Voilà pourquoi le Cadre Stratégique de Lutte contre la Pauvreté (CSLP 2001-2015) n’a pas réussi, malgré son ambition en ce domaine, à asseoir une véritable politique d’aménagement du Territoire et la vision de la Mauritanie à l’horizon 2030, exercice de prospective à long terme qui aurait dû prendre à bras le corps cette problématique, n’a pas plus répondu aux attentes aussi bien des autorités que du partenaire financier (PNUD). En outre, la mise en œuvre de la Stratégie Nationale de Développement Urbain (SNDU) qui a permis de lancer une première génération de Schémas Directeurs de Développement Urbains (SDAU), à Nouakchott, dans plusieurs capitales régionales et villes secondaires, et d’y mener quelques projets structurants, a été également insuffisante pour répondre aux enjeux de fixation des populations dans leur terroir, avec un niveau de services et d’infrastructures convenables.
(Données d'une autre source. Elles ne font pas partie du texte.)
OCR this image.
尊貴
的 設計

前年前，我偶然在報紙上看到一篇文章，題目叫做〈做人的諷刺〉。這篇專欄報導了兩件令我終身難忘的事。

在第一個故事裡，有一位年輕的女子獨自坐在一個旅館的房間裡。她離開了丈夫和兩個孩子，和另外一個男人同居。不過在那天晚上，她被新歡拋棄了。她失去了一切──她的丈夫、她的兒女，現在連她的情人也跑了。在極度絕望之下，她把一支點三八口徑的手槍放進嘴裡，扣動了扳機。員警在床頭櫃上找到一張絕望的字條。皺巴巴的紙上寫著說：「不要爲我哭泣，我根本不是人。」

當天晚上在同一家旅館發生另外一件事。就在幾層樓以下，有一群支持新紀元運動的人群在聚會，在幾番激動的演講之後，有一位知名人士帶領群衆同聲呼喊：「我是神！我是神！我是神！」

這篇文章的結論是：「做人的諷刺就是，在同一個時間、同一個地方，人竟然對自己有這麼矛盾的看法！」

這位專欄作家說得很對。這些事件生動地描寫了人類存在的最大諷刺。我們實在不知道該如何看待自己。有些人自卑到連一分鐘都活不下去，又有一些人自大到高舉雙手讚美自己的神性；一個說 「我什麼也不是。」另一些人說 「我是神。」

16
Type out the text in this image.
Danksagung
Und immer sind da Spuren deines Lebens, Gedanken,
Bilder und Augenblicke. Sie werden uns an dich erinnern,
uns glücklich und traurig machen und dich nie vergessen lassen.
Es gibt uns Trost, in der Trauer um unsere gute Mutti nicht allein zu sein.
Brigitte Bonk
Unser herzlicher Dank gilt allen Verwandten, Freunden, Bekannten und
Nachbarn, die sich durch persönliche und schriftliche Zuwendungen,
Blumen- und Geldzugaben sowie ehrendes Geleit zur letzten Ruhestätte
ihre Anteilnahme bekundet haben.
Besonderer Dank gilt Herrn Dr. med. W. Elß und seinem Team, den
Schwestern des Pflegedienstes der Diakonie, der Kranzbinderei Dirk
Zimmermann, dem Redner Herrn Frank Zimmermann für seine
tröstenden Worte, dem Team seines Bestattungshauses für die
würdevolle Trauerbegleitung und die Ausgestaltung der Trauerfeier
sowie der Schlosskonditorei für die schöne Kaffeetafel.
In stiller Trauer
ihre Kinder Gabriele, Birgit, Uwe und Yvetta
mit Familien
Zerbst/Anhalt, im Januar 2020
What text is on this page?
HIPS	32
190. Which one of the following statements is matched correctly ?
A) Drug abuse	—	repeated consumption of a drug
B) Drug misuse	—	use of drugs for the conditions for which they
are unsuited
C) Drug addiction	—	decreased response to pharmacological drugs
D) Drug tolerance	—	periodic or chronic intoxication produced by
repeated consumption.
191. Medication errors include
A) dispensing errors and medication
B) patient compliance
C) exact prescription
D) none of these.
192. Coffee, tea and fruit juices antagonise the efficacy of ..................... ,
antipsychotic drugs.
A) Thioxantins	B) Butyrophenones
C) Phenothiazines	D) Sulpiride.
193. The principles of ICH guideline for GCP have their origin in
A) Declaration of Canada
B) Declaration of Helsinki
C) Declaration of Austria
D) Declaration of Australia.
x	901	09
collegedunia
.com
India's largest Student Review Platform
La troisième signale l’absence d’évaluation de la politique d’aménagement du Territoire. Cela fait plus de trois décennies que cet aménagement est au centre des préoccupations des gouvernements successifs, avec des missions confiées à plusieurs départements ministériels (MPAT, MIPT, MID, MUHAT) mais, aussi, à la Primature, pour ce qui concerne la coordination de la PNAT, via son Observatoire National/ONAT).Pourtant, aucune évaluation de celle-ci ni des différents dispositifs de mise en œuvre n’a été entreprise, empêchant ainsi les décideurs de disposer d’informations complètes et à jour pour agir et planifier convenablement le développement du territoire national.

L’incapacité opérationnelle des Programmes Régionaux de Lutte contre la Pauvreté (PRLP) constitue une autre faiblesse importante. Depuis plus d’une décennie, plusieurs programmes régionaux de développement (PRLP) ont été initiés et/ou réactualisés, dans la plupart des wilayas du pays, sur demande du Gouvernement, souvent avec l’appui des agences du SNU[1], dans le cadre de la décentralisation du CSLP 2001-2015. Ces PRLP étaient censés opérer une adaptation de la programmation au niveau régional. Malheureusement, la wilaya (région) n’a pas encore d’autonomie de décision et les communes demeurent sans moyens, pas plus humains que financiers, pour pouvoir réaliser les activités inscrites dans les PRLP ni, d’ailleurs, dans leur propre PDC (Plan de Développement Communal). Les PRLP sont réduits à des exercices intellectuels courants, sans réelle incidence sur le développement régional.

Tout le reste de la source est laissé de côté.